Un nouveau Plan régional de santé en Pays de Loire
L’agence régionale de santé (ARS) des Pays de la Loire finalise
actuellement le nouveau Plan régional de santé (PRS). Il déterminera
pour les cinq ans à venir les principaux axes des politiques publiques
à mettre en œuvre en Pays de la Loire. L’élaboration de ce plan a fait
l’objet de nombreux groupes de travail dans lesquels des représentants
d’usagers étaient présents, dont plusieurs de l’UFC-Que Choisir.
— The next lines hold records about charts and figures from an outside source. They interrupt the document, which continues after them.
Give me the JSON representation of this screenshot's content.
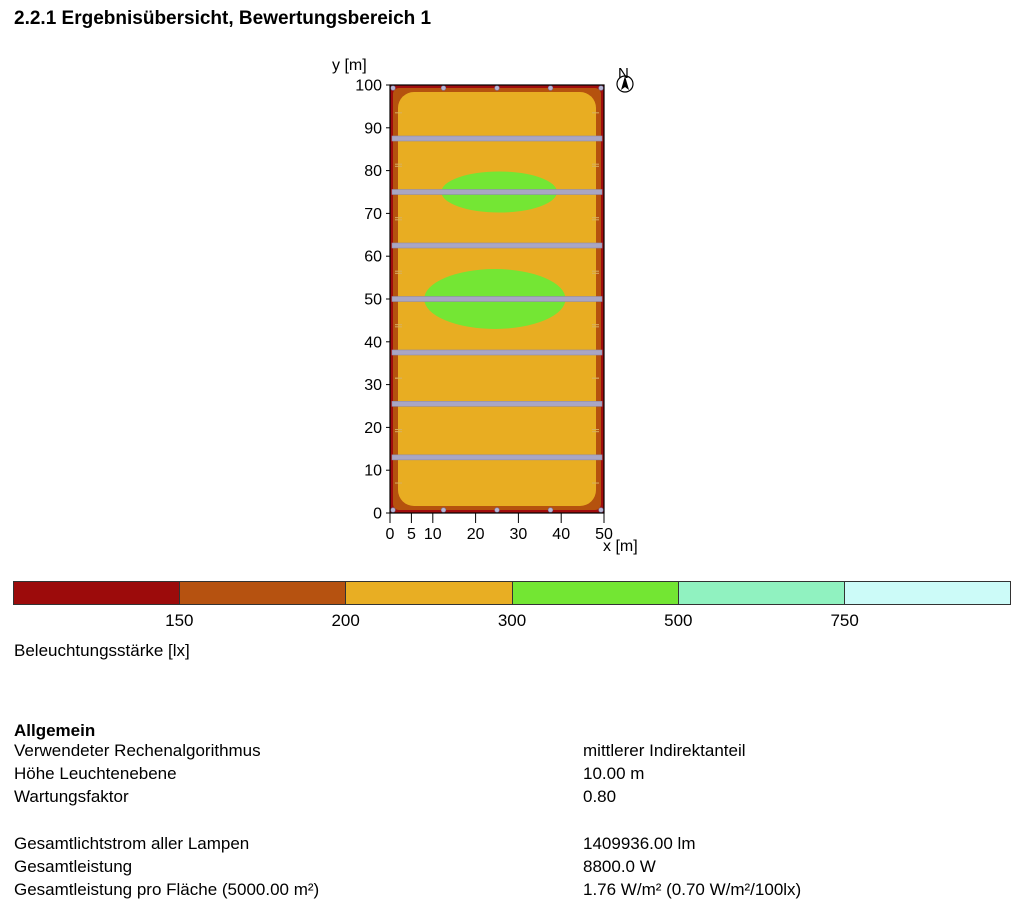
{
  "title": "2.2.1  Ergebnisübersicht, Bewertungsbereich 1",
  "chart_data": {
    "type": "heatmap",
    "xlabel": "x [m]",
    "ylabel": "y [m]",
    "xlim": [
      0,
      50
    ],
    "ylim": [
      0,
      100
    ],
    "x_ticks": [
      "0",
      "5",
      "10",
      "20",
      "30",
      "40",
      "50"
    ],
    "y_ticks": [
      "0",
      "10",
      "20",
      "30",
      "40",
      "50",
      "60",
      "70",
      "80",
      "90",
      "100"
    ],
    "north_label": "N",
    "luminaire_rows_y": [
      13,
      25.5,
      37.5,
      50,
      62.5,
      75,
      87.5
    ],
    "zones": {
      "edge_dark": "#a00d0d",
      "edge_mid": "#b5520e",
      "field": "#e8ad22",
      "high": "#74e634"
    }
  },
  "legend": {
    "colors": [
      "#9c0b0b",
      "#b65210",
      "#e8ae23",
      "#73e633",
      "#90f2c0",
      "#ccfbf8"
    ],
    "ticks": [
      "150",
      "200",
      "300",
      "500",
      "750"
    ],
    "label": "Beleuchtungsstärke [lx]"
  },
  "general": {
    "heading": "Allgemein",
    "rows": [
      {
        "label": "Verwendeter Rechenalgorithmus",
        "value": "mittlerer Indirektanteil"
      },
      {
        "label": "Höhe Leuchtenebene",
        "value": "10.00 m"
      },
      {
        "label": "Wartungsfaktor",
        "value": "0.80"
      },
      {
        "label": "Gesamtlichtstrom aller Lampen",
        "value": "1409936.00 lm"
      },
      {
        "label": "Gesamtleistung",
        "value": "8800.0 W"
      },
      {
        "label": "Gesamtleistung pro Fläche (5000.00 m²)",
        "value": "1.76 W/m² (0.70 W/m²/100lx)"
      }
    ]
  }
}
Les attentes exprimées par les usagers
Déserts médicaux, situation financière des hôpitaux, engorgement des services d’urgence, difficultés dans les maisons de retraite ou établissements hospitaliers pour personnes dépendantes (EHPAD), insuffisance de places dans les structures médico-sociales, augmentation des restes à charge, financement de notre système de santé (en particulier de la dépendance), et pénuries criantes de ressources humaines, avec un manque d’attractivité pour les métiers de la santé.
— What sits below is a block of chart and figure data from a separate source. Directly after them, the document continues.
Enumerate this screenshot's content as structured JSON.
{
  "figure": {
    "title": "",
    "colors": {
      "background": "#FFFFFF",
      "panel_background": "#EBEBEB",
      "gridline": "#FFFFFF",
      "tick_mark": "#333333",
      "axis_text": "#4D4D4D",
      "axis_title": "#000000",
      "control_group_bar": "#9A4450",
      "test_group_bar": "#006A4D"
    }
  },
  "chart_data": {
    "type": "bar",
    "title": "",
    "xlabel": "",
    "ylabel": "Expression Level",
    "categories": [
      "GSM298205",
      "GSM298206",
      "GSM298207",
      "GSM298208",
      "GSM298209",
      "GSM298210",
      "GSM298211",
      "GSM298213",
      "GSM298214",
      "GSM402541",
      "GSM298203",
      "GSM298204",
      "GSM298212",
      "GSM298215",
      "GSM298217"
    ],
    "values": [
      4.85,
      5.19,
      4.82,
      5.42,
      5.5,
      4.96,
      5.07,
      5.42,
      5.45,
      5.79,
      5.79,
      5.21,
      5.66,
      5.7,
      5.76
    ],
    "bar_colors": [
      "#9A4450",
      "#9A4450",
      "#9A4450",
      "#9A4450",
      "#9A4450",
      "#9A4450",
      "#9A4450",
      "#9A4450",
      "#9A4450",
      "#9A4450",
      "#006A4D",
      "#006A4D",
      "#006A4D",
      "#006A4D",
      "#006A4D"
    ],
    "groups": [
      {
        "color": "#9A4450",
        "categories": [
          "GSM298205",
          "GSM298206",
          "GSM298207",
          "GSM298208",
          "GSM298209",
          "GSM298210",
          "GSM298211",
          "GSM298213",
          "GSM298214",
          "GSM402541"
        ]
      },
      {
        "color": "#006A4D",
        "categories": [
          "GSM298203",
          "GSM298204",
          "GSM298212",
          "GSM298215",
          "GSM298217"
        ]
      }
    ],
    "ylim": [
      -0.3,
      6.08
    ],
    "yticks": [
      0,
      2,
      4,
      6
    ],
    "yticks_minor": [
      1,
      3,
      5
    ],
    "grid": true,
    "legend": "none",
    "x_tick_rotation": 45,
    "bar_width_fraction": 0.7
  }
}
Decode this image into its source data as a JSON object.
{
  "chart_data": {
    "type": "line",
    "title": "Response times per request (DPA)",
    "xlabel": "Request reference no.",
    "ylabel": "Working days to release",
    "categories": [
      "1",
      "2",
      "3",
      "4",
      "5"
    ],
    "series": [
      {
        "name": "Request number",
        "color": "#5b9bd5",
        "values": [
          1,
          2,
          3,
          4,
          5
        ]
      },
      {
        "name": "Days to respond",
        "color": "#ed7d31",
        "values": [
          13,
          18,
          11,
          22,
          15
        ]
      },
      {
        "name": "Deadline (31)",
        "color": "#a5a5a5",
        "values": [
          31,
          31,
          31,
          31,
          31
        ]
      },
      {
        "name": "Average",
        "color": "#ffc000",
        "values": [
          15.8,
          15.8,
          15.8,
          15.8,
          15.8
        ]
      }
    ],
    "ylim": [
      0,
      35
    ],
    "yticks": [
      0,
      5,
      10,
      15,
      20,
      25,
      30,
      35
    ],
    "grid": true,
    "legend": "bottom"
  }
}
Voilà des préoccupations qui font régulièrement l’actualité, et qui tourmentent nos concitoyens.
La réponse à ces problèmes majeurs dépend avant tout de décisions nationales.
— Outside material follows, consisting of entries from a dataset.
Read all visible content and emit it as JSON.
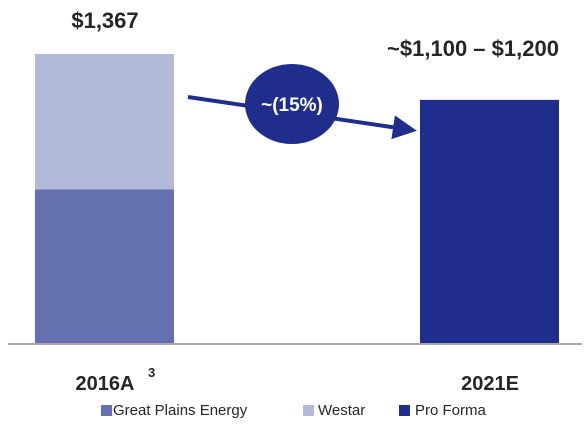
{
  "chart_data": {
    "type": "bar",
    "stacked": true,
    "categories": [
      "2016A",
      "2021E"
    ],
    "category_superscripts": [
      "3",
      ""
    ],
    "series": [
      {
        "name": "Great Plains Energy",
        "values": [
          727,
          0
        ],
        "color": "#6470b0"
      },
      {
        "name": "Westar",
        "values": [
          640,
          0
        ],
        "color": "#b2b9d9"
      },
      {
        "name": "Pro Forma",
        "values": [
          0,
          1150
        ],
        "color": "#1f2d8c"
      }
    ],
    "totals_labels": [
      "$1,367",
      "~$1,100 – $1,200"
    ],
    "annotation": {
      "text": "~(15%)",
      "color": "#1f2d8c"
    },
    "ylim": [
      0,
      1367
    ],
    "grid": false,
    "legend_position": "bottom"
  }
}
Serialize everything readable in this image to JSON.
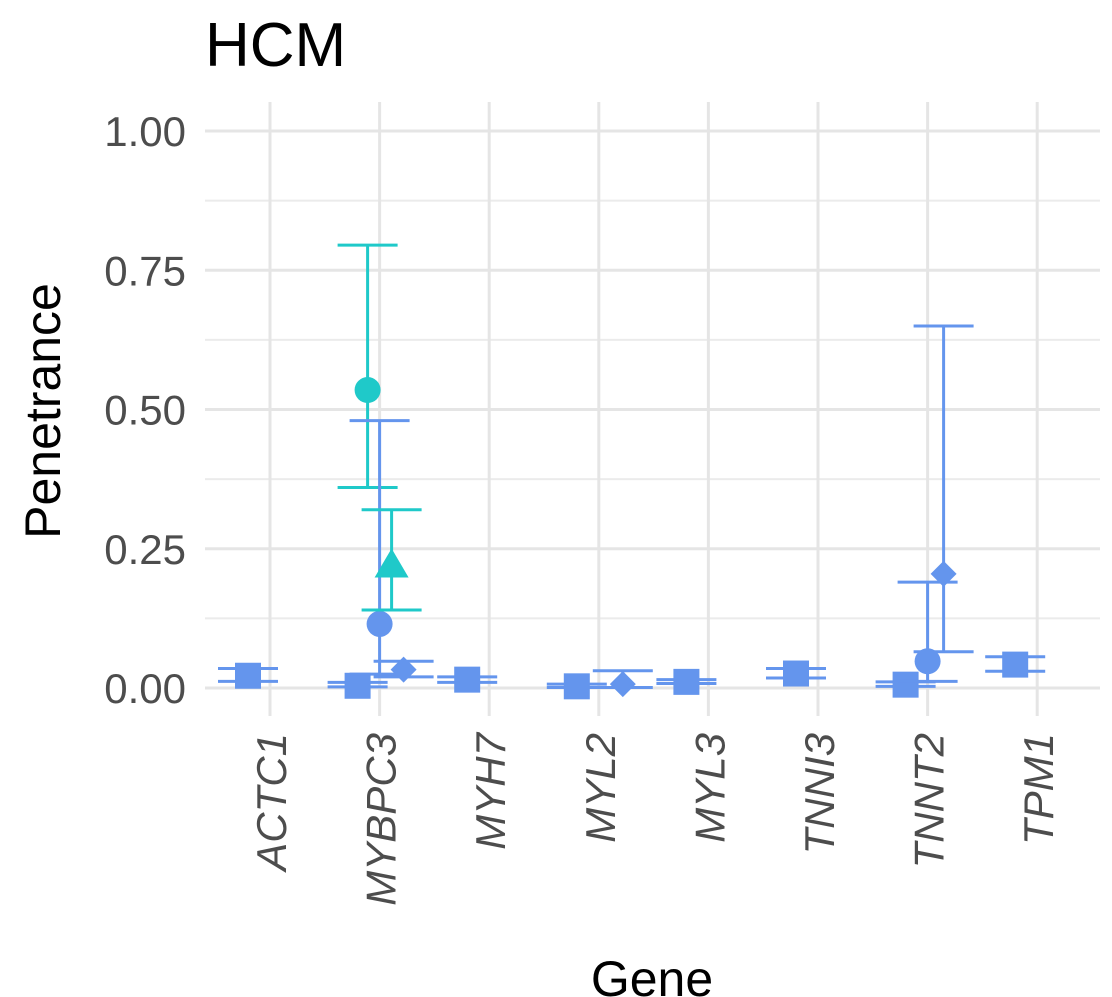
{
  "chart_data": {
    "type": "scatter",
    "subtype": "point-range with error bars",
    "title": "HCM",
    "xlabel": "Gene",
    "ylabel": "Penetrance",
    "ylim": [
      -0.05,
      1.05
    ],
    "yticks": [
      "0.00",
      "0.25",
      "0.50",
      "0.75",
      "1.00"
    ],
    "ytick_values": [
      0,
      0.25,
      0.5,
      0.75,
      1.0
    ],
    "categories": [
      "ACTC1",
      "MYBPC3",
      "MYH7",
      "MYL2",
      "MYL3",
      "TNNI3",
      "TNNT2",
      "TPM1"
    ],
    "grid": true,
    "legend": "none",
    "colors": {
      "teal": "#1FC9C9",
      "blue": "#6495ED"
    },
    "points": [
      {
        "gene": "ACTC1",
        "shape": "square",
        "color": "blue",
        "y": 0.022,
        "lo": 0.012,
        "hi": 0.035
      },
      {
        "gene": "MYBPC3",
        "shape": "square",
        "color": "blue",
        "y": 0.004,
        "lo": 0.002,
        "hi": 0.01
      },
      {
        "gene": "MYBPC3",
        "shape": "circle",
        "color": "teal",
        "y": 0.535,
        "lo": 0.36,
        "hi": 0.795
      },
      {
        "gene": "MYBPC3",
        "shape": "circle",
        "color": "blue",
        "y": 0.115,
        "lo": 0.025,
        "hi": 0.48
      },
      {
        "gene": "MYBPC3",
        "shape": "triangle",
        "color": "teal",
        "y": 0.22,
        "lo": 0.14,
        "hi": 0.32
      },
      {
        "gene": "MYBPC3",
        "shape": "diamond",
        "color": "blue",
        "y": 0.033,
        "lo": 0.02,
        "hi": 0.048
      },
      {
        "gene": "MYH7",
        "shape": "square",
        "color": "blue",
        "y": 0.015,
        "lo": 0.01,
        "hi": 0.02
      },
      {
        "gene": "MYL2",
        "shape": "square",
        "color": "blue",
        "y": 0.003,
        "lo": 0.001,
        "hi": 0.007
      },
      {
        "gene": "MYL2",
        "shape": "diamond",
        "color": "blue",
        "y": 0.007,
        "lo": 0.001,
        "hi": 0.031
      },
      {
        "gene": "MYL3",
        "shape": "square",
        "color": "blue",
        "y": 0.011,
        "lo": 0.008,
        "hi": 0.015
      },
      {
        "gene": "TNNI3",
        "shape": "square",
        "color": "blue",
        "y": 0.026,
        "lo": 0.018,
        "hi": 0.035
      },
      {
        "gene": "TNNT2",
        "shape": "square",
        "color": "blue",
        "y": 0.006,
        "lo": 0.003,
        "hi": 0.011
      },
      {
        "gene": "TNNT2",
        "shape": "circle",
        "color": "blue",
        "y": 0.048,
        "lo": 0.012,
        "hi": 0.19
      },
      {
        "gene": "TNNT2",
        "shape": "diamond",
        "color": "blue",
        "y": 0.205,
        "lo": 0.065,
        "hi": 0.65
      },
      {
        "gene": "TPM1",
        "shape": "square",
        "color": "blue",
        "y": 0.042,
        "lo": 0.03,
        "hi": 0.056
      }
    ]
  }
}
Mais nous voulons croire, comme représentants des usagers, que ce nouveau Plan régional sera néanmoins un levier.
Nous espérons qu’il répondra concrètement aux attentes des Ligériens en matière de santé, dans ses orientations comme dans ses déclinaisons opérationnelles.
Dans les groupes de travail, au nom des usagers, nous avons en particulier porté les messages suivants :
- Une communication claire et adaptée auprès de tous les usagers, expliquant l’organisation du système de santé de notre région, trop souvent incompréhensible pour les non-initiés.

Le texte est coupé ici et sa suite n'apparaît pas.